My friend runs a popular Youtube-to-GIF conversion site. Right now, he has converted 250,000 Youtube videos to GIFs (each video gets 6 thumbnails for 1.5m total GIF files) and serves about 80TB of bandwidth per month.
His server is IO blocking -- I'm not a guru admin, but it seems to be the harddrive seek time for non-sequential GIFs that's clogging everything up. He has a server with 100tb.com for $300/mo, and it comes with 100TB free bandwidth. At first, I advised him to get a CDN to solve his problems, because then the GIFs get served without consuming his server resources, and his main box could just handle the encoding -- We found one CDN for $600/mo that was too slow/unreliable, and the rest wanted at least $2000/mo for 80TB of bandwidth. We're trying to keep the whole project under $900/mo, right now.

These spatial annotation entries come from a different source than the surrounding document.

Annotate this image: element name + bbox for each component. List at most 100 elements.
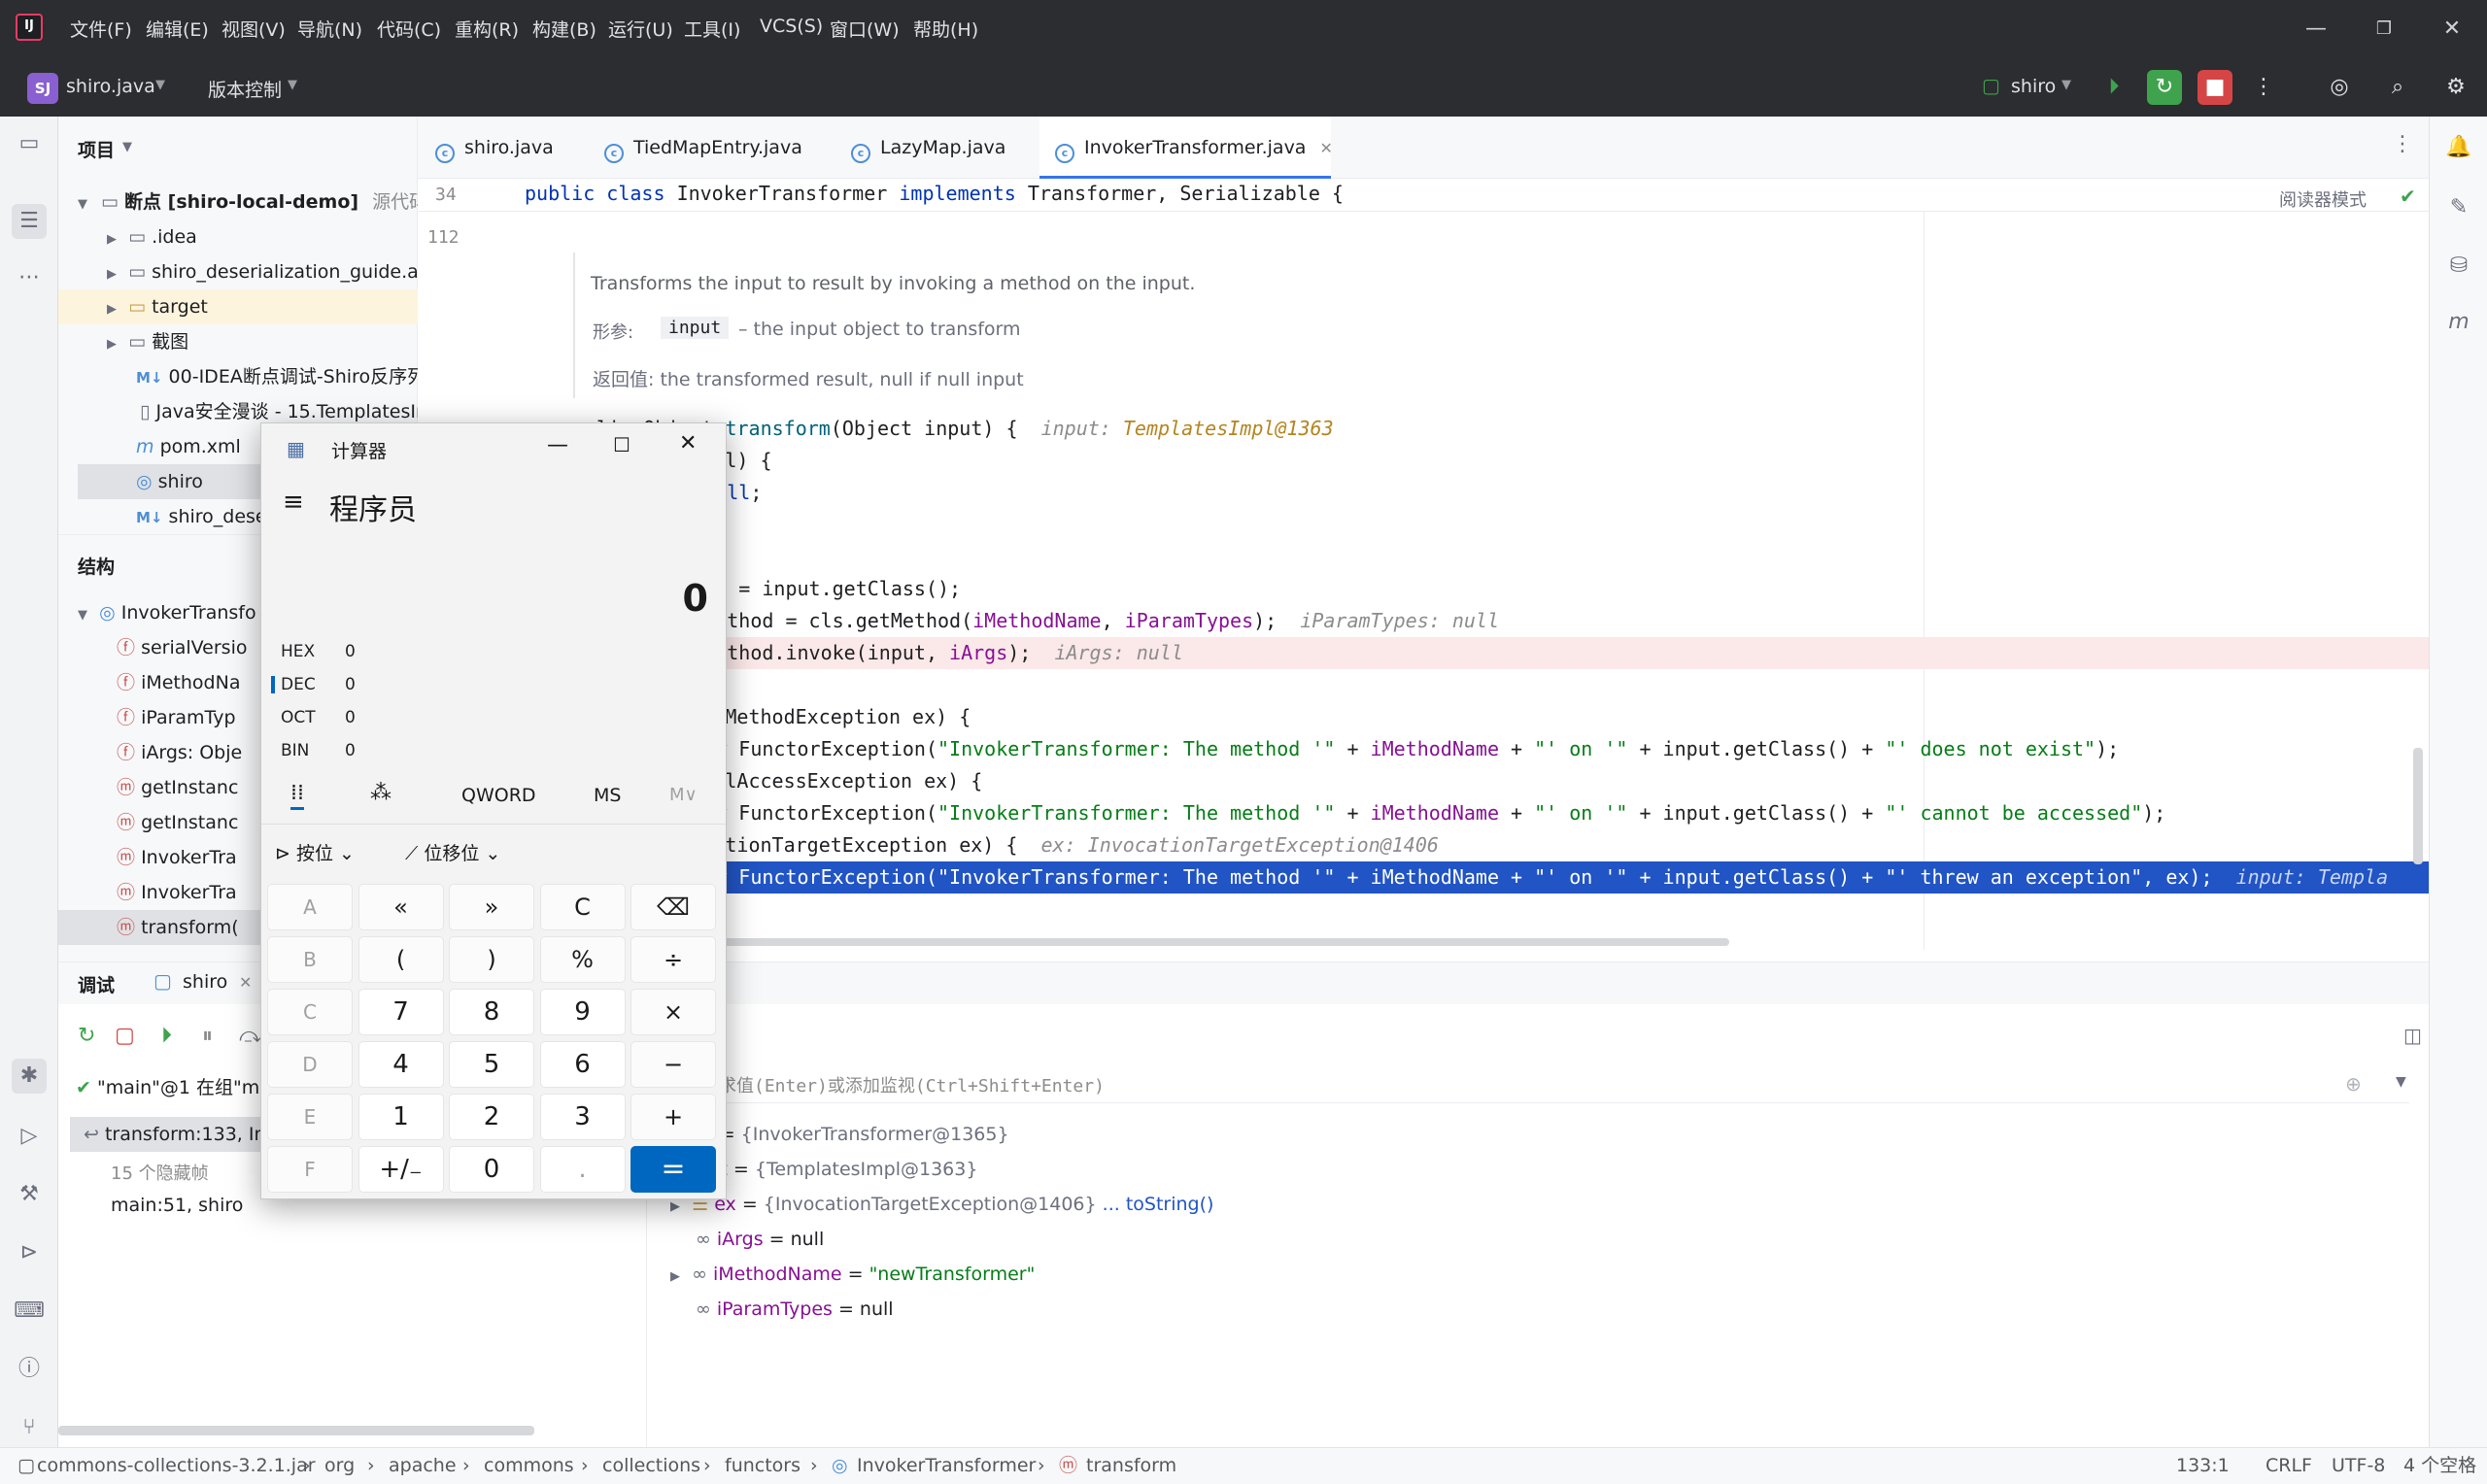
problems-icon[interactable]: ⓘ — [12, 1352, 47, 1387]
key-negate[interactable]: +/₋ — [358, 1146, 444, 1193]
breadcrumb-commons[interactable]: commons — [484, 1448, 574, 1483]
key-shift-left[interactable]: « — [358, 884, 444, 930]
restore-icon[interactable]: ❐ — [2355, 10, 2413, 49]
breadcrumb-jar[interactable]: commons-collections-3.2.1.jar — [37, 1448, 316, 1483]
structure-icon[interactable]: ☰ — [12, 204, 47, 239]
key-digit-9[interactable]: 9 — [539, 989, 626, 1035]
services-icon[interactable]: ⊳ — [12, 1235, 47, 1270]
key-percent[interactable]: % — [539, 936, 626, 983]
key-subtract[interactable]: − — [630, 1041, 716, 1088]
close-window-icon[interactable]: ✕ — [2423, 10, 2481, 49]
key-digit-8[interactable]: 8 — [449, 989, 534, 1035]
key-digit-5[interactable]: 5 — [449, 1041, 534, 1088]
folder-icon[interactable]: ▭ — [12, 126, 47, 161]
menu-help[interactable]: 帮助(H) — [913, 16, 978, 42]
key-hex-e[interactable]: E — [267, 1094, 353, 1140]
variable-row[interactable]: ▶ ☰ ex = {InvocationTargetException@1406… — [670, 1187, 1213, 1222]
frame-current[interactable]: ↩ transform:133, Inv — [70, 1117, 264, 1152]
minimize-icon[interactable]: — — [2287, 10, 2345, 49]
memory-dropdown-button[interactable]: M∨ — [669, 785, 698, 805]
layout-icon[interactable]: ◫ — [2403, 1024, 2422, 1047]
full-keypad-icon[interactable]: ⁞⁞ — [290, 781, 304, 810]
close-tab-icon[interactable]: ✕ — [239, 973, 252, 992]
key-hex-a[interactable]: A — [267, 884, 353, 930]
bitwise-dropdown[interactable]: ⊳ 按位 ⌄ — [275, 839, 355, 865]
key-hex-c[interactable]: C — [267, 989, 353, 1035]
more-actions-icon[interactable]: ⋮ — [2246, 70, 2281, 105]
menu-build[interactable]: 构建(B) — [532, 16, 596, 42]
menu-view[interactable]: 视图(V) — [221, 16, 286, 42]
horizontal-scrollbar[interactable] — [719, 938, 1729, 946]
tree-item-target[interactable]: ▶ ▭ target — [58, 289, 418, 324]
variable-row[interactable]: this = {InvokerTransformer@1365} — [680, 1117, 1009, 1152]
debug-bug-icon[interactable]: ✱ — [12, 1059, 47, 1094]
menu-tools[interactable]: 工具(I) — [684, 16, 740, 42]
settings-gear-icon[interactable]: ⚙ — [2438, 70, 2473, 105]
line-separator[interactable]: CRLF — [2266, 1448, 2312, 1483]
key-decimal[interactable]: . — [539, 1146, 626, 1193]
frames-scrollbar[interactable] — [58, 1426, 534, 1435]
frame-main[interactable]: main:51, shiro — [111, 1195, 243, 1216]
tree-item-markdown-1[interactable]: M↓ 00-IDEA断点调试-Shiro反序列化 — [136, 359, 418, 394]
key-digit-7[interactable]: 7 — [358, 989, 444, 1035]
key-close-paren[interactable]: ) — [449, 936, 534, 983]
hidden-frames-toggle[interactable]: 15 个隐藏帧 — [111, 1160, 209, 1185]
file-encoding[interactable]: UTF-8 — [2332, 1448, 2385, 1483]
stop-icon[interactable]: ■ — [2197, 70, 2232, 105]
tree-item-guide-assets[interactable]: ▶ ▭ shiro_deserialization_guide.as — [107, 254, 418, 289]
variable-row[interactable]: ▶ ∞ iMethodName = "newTransformer" — [670, 1257, 1035, 1292]
tree-item-idea[interactable]: ▶ ▭ .idea — [107, 219, 418, 254]
project-badge[interactable]: SJ — [27, 73, 58, 104]
more-tools-icon[interactable]: ⋯ — [12, 260, 47, 295]
breadcrumb-functors[interactable]: functors — [725, 1448, 801, 1483]
rerun-debug-icon[interactable]: ↻ — [2147, 70, 2182, 105]
project-name[interactable]: shiro.java — [66, 76, 155, 97]
tree-item-screenshots[interactable]: ▶ ▭ 截图 — [107, 324, 418, 359]
debug-session-tab[interactable]: shiro — [183, 971, 227, 993]
resume-icon[interactable]: ⏵ — [161, 1024, 172, 1048]
key-divide[interactable]: ÷ — [630, 936, 716, 983]
variable-row[interactable]: ∞ iParamTypes = null — [696, 1292, 894, 1327]
key-digit-6[interactable]: 6 — [539, 1041, 626, 1088]
to-string-link[interactable]: ... toString() — [1103, 1194, 1214, 1215]
caret-position[interactable]: 133:1 — [2176, 1448, 2230, 1483]
menu-refactor[interactable]: 重构(R) — [455, 16, 519, 42]
key-shift-right[interactable]: » — [449, 884, 534, 930]
indent-setting[interactable]: 4 个空格 — [2403, 1448, 2476, 1483]
menu-navigate[interactable]: 导航(N) — [297, 16, 362, 42]
ai-assistant-icon[interactable]: ◎ — [2322, 70, 2357, 105]
menu-edit[interactable]: 编辑(E) — [146, 16, 209, 42]
key-hex-f[interactable]: F — [267, 1146, 353, 1193]
tab-invokertransformer[interactable]: c InvokerTransformer.java ✕ — [1039, 117, 1333, 179]
breadcrumb-org[interactable]: org — [324, 1448, 355, 1483]
rerun-icon[interactable]: ↻ — [78, 1024, 95, 1048]
search-icon[interactable]: ⌕ — [2380, 70, 2415, 105]
key-backspace[interactable]: ⌫ — [630, 884, 716, 930]
key-open-paren[interactable]: ( — [358, 936, 444, 983]
bit-toggle-keypad-icon[interactable]: ⁂ — [370, 781, 392, 805]
pause-icon[interactable]: ⏸ — [202, 1024, 213, 1048]
add-watch-icon[interactable]: ⊕ — [2345, 1072, 2362, 1096]
key-equals[interactable]: = — [630, 1146, 716, 1193]
notifications-bell-icon[interactable]: 🔔 — [2441, 130, 2476, 165]
key-hex-b[interactable]: B — [267, 936, 353, 983]
chevron-down-icon[interactable]: ▼ — [2396, 1074, 2406, 1090]
menu-vcs[interactable]: VCS(S) — [760, 16, 823, 37]
maximize-icon[interactable]: ☐ — [613, 433, 630, 456]
tab-options-icon[interactable]: ⋮ — [2392, 132, 2413, 156]
database-icon[interactable]: ⛁ — [2441, 249, 2476, 284]
vcs-widget[interactable]: 版本控制 — [208, 76, 282, 102]
menu-run[interactable]: 运行(U) — [608, 16, 673, 42]
run-config-selector[interactable]: shiro — [2011, 76, 2056, 97]
ai-chat-icon[interactable]: ✎ — [2441, 190, 2476, 225]
dec-row[interactable]: DEC 0 — [271, 668, 356, 701]
project-panel-title[interactable]: 项目 — [78, 136, 115, 162]
reader-mode-toggle[interactable]: 阅读器模式 — [2279, 186, 2367, 212]
menu-code[interactable]: 代码(C) — [377, 16, 441, 42]
oct-row[interactable]: OCT 0 — [281, 701, 356, 734]
minimize-icon[interactable]: — — [547, 433, 568, 457]
key-multiply[interactable]: × — [630, 989, 716, 1035]
menu-file[interactable]: 文件(F) — [70, 16, 132, 42]
tab-shiro-java[interactable]: c shiro.java — [435, 117, 554, 179]
evaluate-expression-input[interactable]: 求值(Enter)或添加监视(Ctrl+Shift+Enter) — [661, 1070, 2409, 1103]
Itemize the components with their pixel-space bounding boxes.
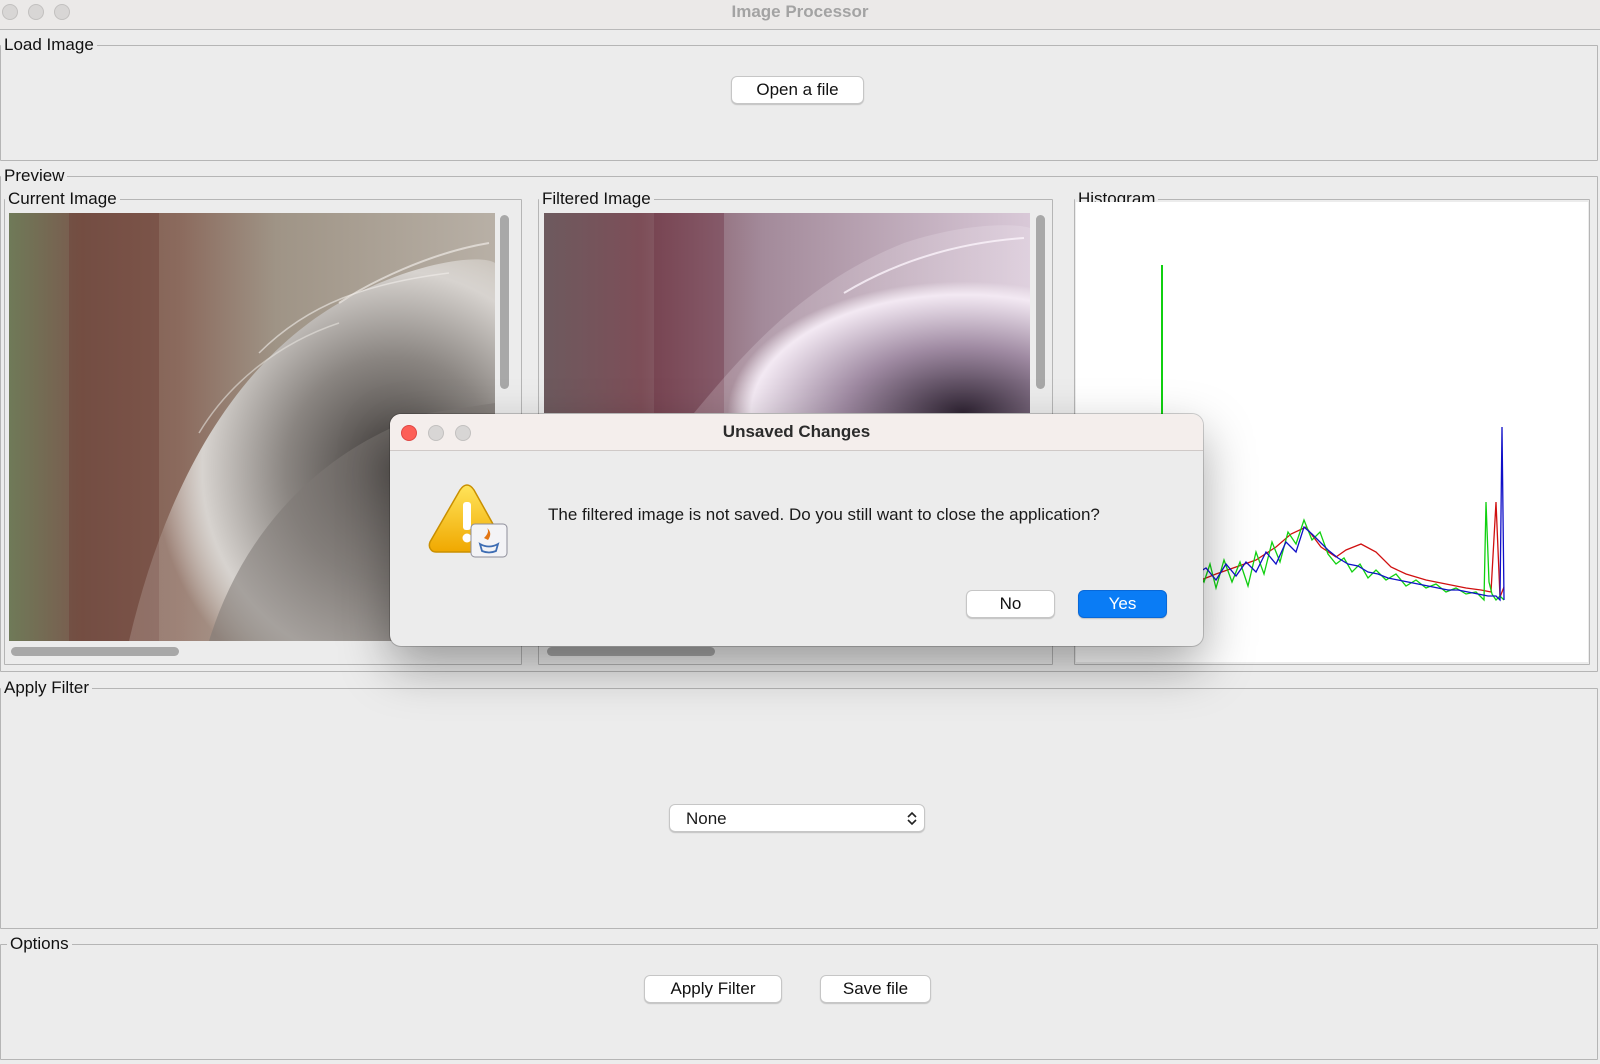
preview-legend: Preview — [4, 166, 65, 185]
open-file-button[interactable]: Open a file — [731, 76, 864, 104]
filtered-image — [544, 213, 1030, 413]
yes-button[interactable]: Yes — [1078, 590, 1167, 618]
window-title: Image Processor — [731, 2, 869, 21]
warning-icon — [427, 482, 509, 558]
save-file-button[interactable]: Save file — [820, 975, 931, 1003]
load-image-legend: Load Image — [4, 35, 94, 54]
current-image-legend: Current Image — [8, 189, 117, 208]
filter-select[interactable]: None — [669, 804, 925, 832]
filtered-image-hscroll[interactable] — [547, 647, 715, 656]
dialog-message: The filtered image is not saved. Do you … — [548, 505, 1100, 524]
apply-filter-button[interactable]: Apply Filter — [644, 975, 782, 1003]
filter-select-value: None — [686, 809, 727, 828]
apply-filter-legend: Apply Filter — [4, 678, 90, 697]
filtered-image-legend: Filtered Image — [542, 189, 651, 208]
dialog-titlebar: Unsaved Changes — [390, 414, 1203, 451]
options-legend: Options — [10, 934, 69, 953]
options-group: Options — [0, 935, 1598, 1060]
histogram-green-line — [1195, 501, 1505, 602]
histogram-red-line — [1195, 501, 1505, 598]
filtered-image-vscroll[interactable] — [1036, 215, 1045, 389]
window-titlebar: Image Processor — [0, 0, 1600, 30]
no-button[interactable]: No — [966, 590, 1055, 618]
current-image-vscroll[interactable] — [500, 215, 509, 389]
chevron-updown-icon — [907, 811, 917, 826]
filtered-image-picture — [544, 213, 1030, 413]
dialog-title: Unsaved Changes — [722, 422, 871, 441]
unsaved-changes-dialog: Unsaved Changes The filtered image is no… — [390, 414, 1203, 646]
current-image-hscroll[interactable] — [11, 647, 179, 656]
histogram-blue-line — [1195, 426, 1505, 602]
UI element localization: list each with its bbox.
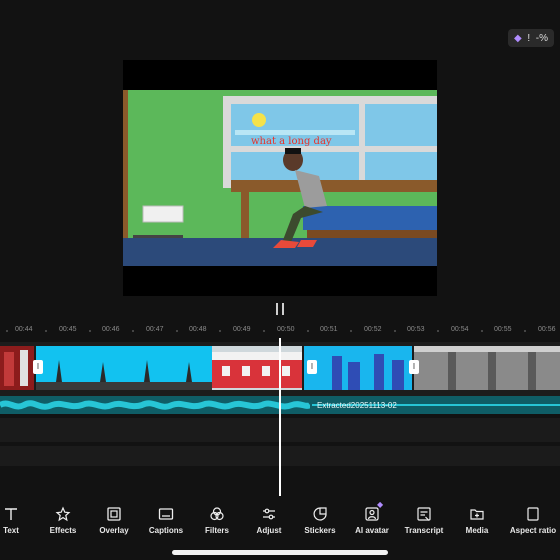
tool-label: Transcript xyxy=(404,526,444,535)
video-clip[interactable] xyxy=(36,346,212,390)
ruler-dot xyxy=(45,330,47,332)
clip-thumbnail xyxy=(212,346,302,390)
ruler-dot xyxy=(89,330,91,332)
clip-thumbnail xyxy=(36,346,212,390)
tool-ai-avatar-button[interactable]: ◆ AI avatar xyxy=(344,500,400,535)
ruler-dot xyxy=(307,330,309,332)
video-preview[interactable]: what a long day xyxy=(123,60,437,296)
ruler-time: 00:50 xyxy=(277,326,295,333)
pause-button[interactable] xyxy=(274,303,286,315)
tool-text-button[interactable]: Text xyxy=(0,500,39,535)
tool-label: Filters xyxy=(204,526,229,535)
ruler-dot xyxy=(394,330,396,332)
tool-label: Overlay xyxy=(99,526,129,535)
tool-label: Adjust xyxy=(256,526,282,535)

So the cheapest bandwidth we can find is with 100TB, but we're outgrowing one server. We could add another server, but I don't really know how to partition the GIF storage so that the load is distributed evenly between two boxes. Our host recommended using software like Aflexi.net, but I'm sure there must be a cheaper solution.
Can anyone help? I'm a programmer by trade, not a sysadmin, but trying to learn the ropes. Thanks!
S3 is no alternative, the bill for 80 TByte will be over 8k$ alone per month.
It looks like you serve the GIFs right out of the filesystem. Why don't you put all the GIFs on 2 machines, use a hash-algorithm mapping the name to one of the 2 machines and deliver them this way? This would easily scale to more machines as long as your loadbalancer holds up…
Dump the files to S3 and serve them from there. The poor man's CDN :)
If you need more processing power, you can do the conversions out of EC2 instances and dump directly to your "CDN" as well.
I can't comment on the other comments, but they sound good. I would look to lift some of the load from the file servers by keeping your most commonly accessed (i.e. most popular) files in a memory cache, i.e. have a http handler that does something like this:
If you can get a machine with a crap-load of RAM, you're laughing as it's quite likely you'll be able to fit a large percentage of your popular files in memory.
And when you saturate that, add another image-handler server and round-robin them. Keep doing this until something breaks, i.e. throughput, scalability, economy.
I've done something like this before to good effect.
If it's just 2 machines, you can consider using DRBD to sync between both machines. Then just use PHP to decide randomly or algorithmically which server to pull from during a request. Simple but workable solution.